Requiring coverage for diabetes could set off a mandate scramble for other diseases. The argument that State-mandated coverage saves money is potentially limitless. If insurance mandates are a good idea for diabetes, presumably they also would be good for cancer, heart disease, or mental illness.

Response: Diabetes is demonstrably different from other diseases in terms of the specific consequences that can be prevented through intervention and treatment. According to testimony by the president of the American Diabetes Association, much of the opposition to mandated coverage is based on studies that review mandates in general, not diabetes in particular. Reportedly, there is overwhelming evidence that these bills would save millions of dollars annually. "Several independent, case-controlled studies, in addition to a scoring by the Congressional Budget Office, found that improving coverage for diabetes care not only saves money, but saves significantly more money than other screening efforts, including mammography, prostate, and colorectal screenings. Savings can be realized immediately in the reduction of hospitalizations due to poor blood-glucose control, and long-term, through the reduction of complications." Moreover, according to the same testimony, the Upper Peninsula Diabetes Outreach Network ran a seven-year program that demonstrated that diabetes education, direct care, and referrals for specialty care resulted in a 45% lower hospitalization rate. Reportedly, if all of the diabetics living in the Upper Peninsula had the low hospitalization rate of program participants, almost 10,000 diabetes-related hospitalizations would have been prevented during the seven-year life of the program, and would have resulted in a saving of $28 million.

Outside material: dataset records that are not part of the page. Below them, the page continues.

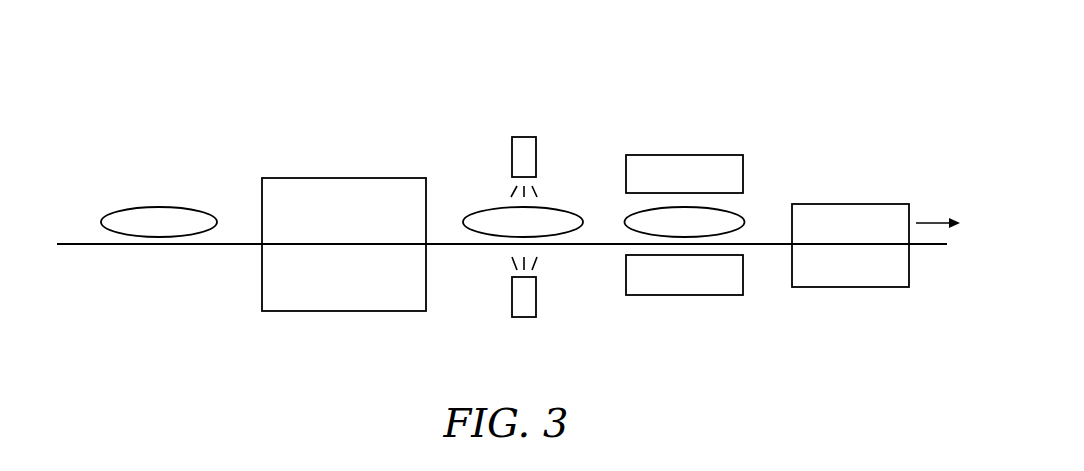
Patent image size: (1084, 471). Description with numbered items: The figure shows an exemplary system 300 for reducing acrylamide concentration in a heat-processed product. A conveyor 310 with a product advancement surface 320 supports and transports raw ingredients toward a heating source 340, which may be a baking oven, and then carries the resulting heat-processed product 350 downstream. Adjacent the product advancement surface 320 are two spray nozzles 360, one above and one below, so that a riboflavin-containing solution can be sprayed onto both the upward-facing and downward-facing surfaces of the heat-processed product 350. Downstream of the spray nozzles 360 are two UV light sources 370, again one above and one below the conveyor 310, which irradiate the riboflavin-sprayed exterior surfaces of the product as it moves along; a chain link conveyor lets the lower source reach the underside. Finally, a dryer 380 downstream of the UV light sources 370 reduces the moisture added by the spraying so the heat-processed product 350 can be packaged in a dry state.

The system for reducing acrylamide concentration 300 is at (636, 82).
The conveyor 310 is at (222, 256).
The product advancement surface 320 is at (87, 244).
The heating source 340 is at (158, 207).
The heat-processed product 350 is at (490, 208).
The spray nozzle 360 is at (524, 137).
The UV light source 370 is at (684, 154).
The dryer 380 is at (851, 204).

Furthermore, the purpose of spending money on health care today is not simply to decrease future health care costs, but to preserve individuals' health and well-being at a cost that society deems worthwhile.

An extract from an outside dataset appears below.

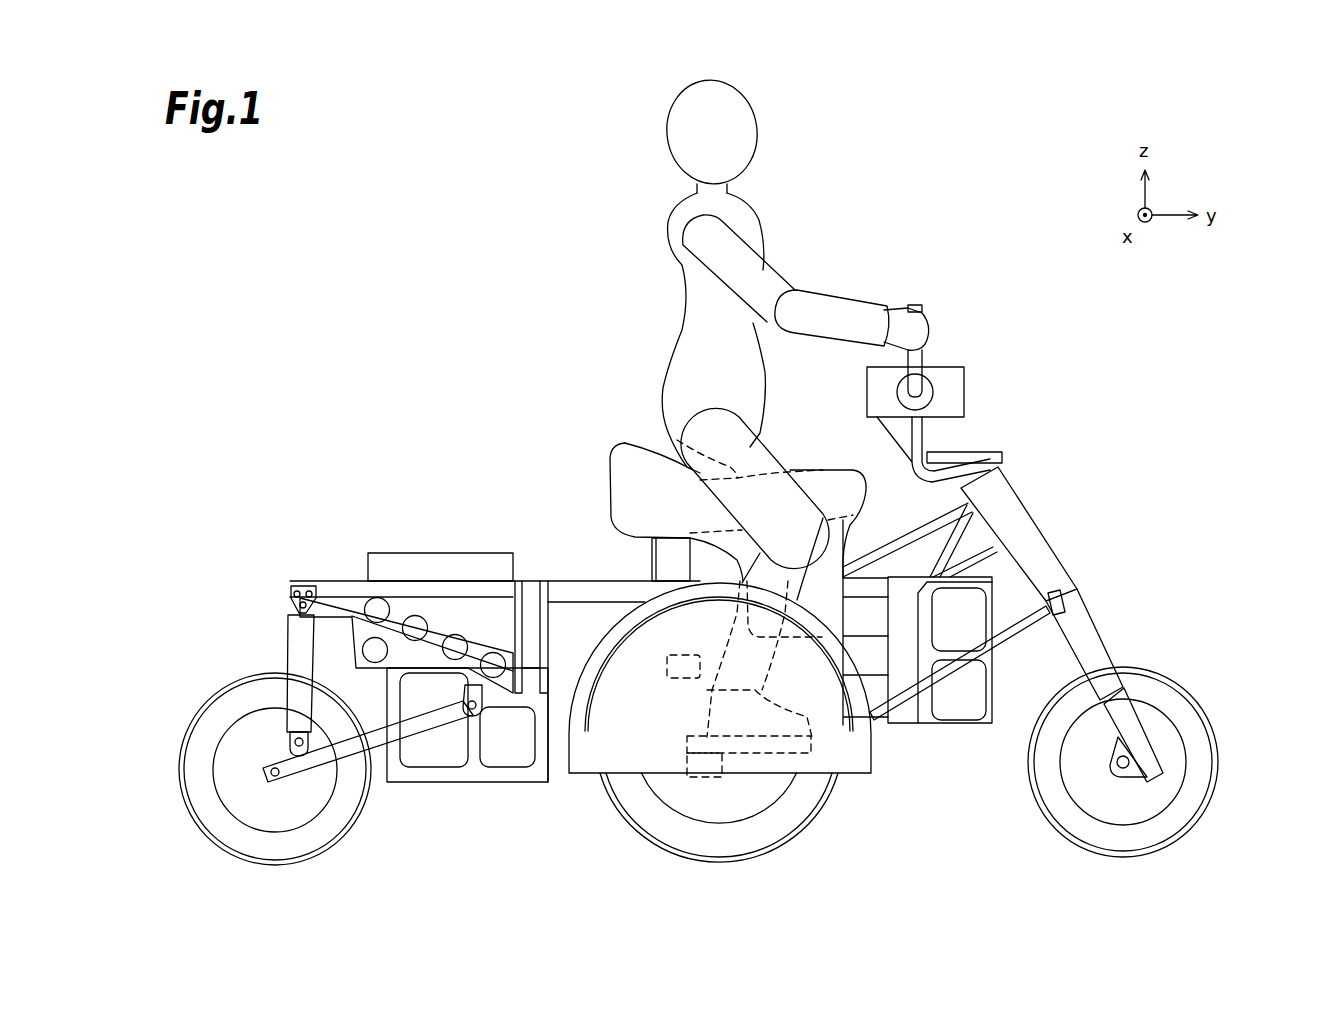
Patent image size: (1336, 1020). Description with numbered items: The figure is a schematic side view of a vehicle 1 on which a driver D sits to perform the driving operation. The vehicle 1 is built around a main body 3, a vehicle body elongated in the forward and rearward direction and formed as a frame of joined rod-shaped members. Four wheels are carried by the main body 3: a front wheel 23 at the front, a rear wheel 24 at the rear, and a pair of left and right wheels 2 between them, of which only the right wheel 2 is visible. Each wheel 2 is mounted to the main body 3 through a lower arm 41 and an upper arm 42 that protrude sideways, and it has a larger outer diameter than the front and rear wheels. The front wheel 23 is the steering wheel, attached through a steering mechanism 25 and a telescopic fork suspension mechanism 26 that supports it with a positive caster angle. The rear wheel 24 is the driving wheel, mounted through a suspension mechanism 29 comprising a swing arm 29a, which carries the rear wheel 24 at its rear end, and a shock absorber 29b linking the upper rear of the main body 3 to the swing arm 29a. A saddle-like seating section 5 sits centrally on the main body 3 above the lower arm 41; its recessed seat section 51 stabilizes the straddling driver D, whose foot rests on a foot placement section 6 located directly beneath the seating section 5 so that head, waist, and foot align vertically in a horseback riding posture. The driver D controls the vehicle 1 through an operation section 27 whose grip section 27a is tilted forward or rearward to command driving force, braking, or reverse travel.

- Legislative Analyst: G. Towne


FISCAL IMPACT


The enactment of these bills could have a material direct and indirect impact on State finances. By definition, mandating insurance coverage for a health service or services will increase costs to the insured at large, at least in the short run. This is due to the fact that the prima facie impetus behind the mandate is to provide these services (which have a cost), to persons who need the services but cannot currently afford them. In the instant case, a Type I diabetic (requiring insulin to survive) without insurance would spend around $1,100 per year, excluding the cost of insulin, for such things as: blood glucose monitors and test strips, lances, and syringes.

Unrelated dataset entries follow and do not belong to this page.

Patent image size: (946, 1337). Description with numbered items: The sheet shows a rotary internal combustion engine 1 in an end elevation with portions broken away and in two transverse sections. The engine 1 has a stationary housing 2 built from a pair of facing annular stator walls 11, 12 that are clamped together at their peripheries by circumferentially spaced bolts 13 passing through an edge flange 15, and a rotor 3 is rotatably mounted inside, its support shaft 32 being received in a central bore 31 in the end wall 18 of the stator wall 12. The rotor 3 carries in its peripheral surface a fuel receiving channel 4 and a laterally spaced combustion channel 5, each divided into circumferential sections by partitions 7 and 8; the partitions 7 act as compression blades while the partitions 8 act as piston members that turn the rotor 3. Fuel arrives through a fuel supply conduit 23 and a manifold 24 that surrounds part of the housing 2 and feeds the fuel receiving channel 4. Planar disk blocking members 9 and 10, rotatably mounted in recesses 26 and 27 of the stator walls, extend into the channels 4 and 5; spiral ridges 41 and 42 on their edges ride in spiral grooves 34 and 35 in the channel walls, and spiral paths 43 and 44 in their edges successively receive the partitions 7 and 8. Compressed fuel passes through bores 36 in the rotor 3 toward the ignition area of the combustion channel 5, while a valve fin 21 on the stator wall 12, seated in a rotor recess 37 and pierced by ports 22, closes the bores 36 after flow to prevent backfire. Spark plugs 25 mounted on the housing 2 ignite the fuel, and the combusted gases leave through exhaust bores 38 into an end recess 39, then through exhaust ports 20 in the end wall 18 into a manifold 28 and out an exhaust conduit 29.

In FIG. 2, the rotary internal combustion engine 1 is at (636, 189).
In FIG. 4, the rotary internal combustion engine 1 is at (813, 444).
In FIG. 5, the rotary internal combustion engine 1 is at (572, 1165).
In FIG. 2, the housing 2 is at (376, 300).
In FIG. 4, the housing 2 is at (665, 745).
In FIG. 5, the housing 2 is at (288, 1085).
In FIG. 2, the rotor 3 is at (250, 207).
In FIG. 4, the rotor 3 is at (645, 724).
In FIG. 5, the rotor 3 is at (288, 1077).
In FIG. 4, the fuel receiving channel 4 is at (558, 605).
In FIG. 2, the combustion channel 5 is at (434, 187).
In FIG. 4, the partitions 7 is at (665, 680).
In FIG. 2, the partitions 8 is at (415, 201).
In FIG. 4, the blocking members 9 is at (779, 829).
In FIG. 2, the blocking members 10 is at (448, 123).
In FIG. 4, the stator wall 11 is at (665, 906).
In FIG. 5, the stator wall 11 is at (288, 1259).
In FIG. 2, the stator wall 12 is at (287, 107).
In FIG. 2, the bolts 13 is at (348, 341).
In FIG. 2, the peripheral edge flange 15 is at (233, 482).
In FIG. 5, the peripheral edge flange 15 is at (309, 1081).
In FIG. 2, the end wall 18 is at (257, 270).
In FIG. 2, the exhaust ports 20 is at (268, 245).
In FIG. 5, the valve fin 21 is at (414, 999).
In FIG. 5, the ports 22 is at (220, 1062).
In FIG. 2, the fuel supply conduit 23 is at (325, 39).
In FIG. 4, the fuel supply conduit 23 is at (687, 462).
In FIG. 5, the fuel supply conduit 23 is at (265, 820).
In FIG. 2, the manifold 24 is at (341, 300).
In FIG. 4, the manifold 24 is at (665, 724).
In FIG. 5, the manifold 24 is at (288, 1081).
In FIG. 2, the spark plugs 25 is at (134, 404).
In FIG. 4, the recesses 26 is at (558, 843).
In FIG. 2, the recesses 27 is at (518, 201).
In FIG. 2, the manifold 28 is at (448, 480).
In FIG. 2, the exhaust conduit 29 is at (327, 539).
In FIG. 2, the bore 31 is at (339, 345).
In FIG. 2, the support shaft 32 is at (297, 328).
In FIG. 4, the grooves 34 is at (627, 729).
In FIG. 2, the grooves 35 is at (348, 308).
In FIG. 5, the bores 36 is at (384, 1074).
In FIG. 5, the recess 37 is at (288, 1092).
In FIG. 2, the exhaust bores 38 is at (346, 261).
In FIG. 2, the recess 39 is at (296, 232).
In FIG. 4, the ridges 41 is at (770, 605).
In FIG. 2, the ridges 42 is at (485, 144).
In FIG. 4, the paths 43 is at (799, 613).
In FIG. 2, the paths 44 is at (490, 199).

With mandated coverage, these costs would be spread across all insured persons rather than any given diabetic. However, the major fiscal impact of these bills would come not from the coverage of these basic home care items, but rather from the potential for an increased demand of substantially more costly diabetic-related items. These include a variety of insulin infusion devices that cost anywhere from $4,000 to $5,000 and new non-invasive or semi-invasive blood glucose monitors that should be coming to market soon with an initial cost of $500 or so. The bottom line is that the cost of diabetic home care devices could jump by a factor of three or four times given broad insurance coverage of these items. Given that there are probably 37,500 Type I diabetics and 337,500 Type II diabetics, with 40% of those requiring insulin, the likelihood of a system-wide insurance cost increase is probable even if a specific price tag cannot be estimated. While it is recognized that improved home care can dely or eliminate many of the debilitating and costly consequences of poorly managed diabetic treatment, the saving that could occur as a result of these bills would not be apparent for a number of years down the road.


- Fiscal Analyst: J. WalkerA9900\s260a

This analysis was prepared by nonpartisan Senate staff for use by the Senate in its deliberations and does not constitute an official statement of legislative intent.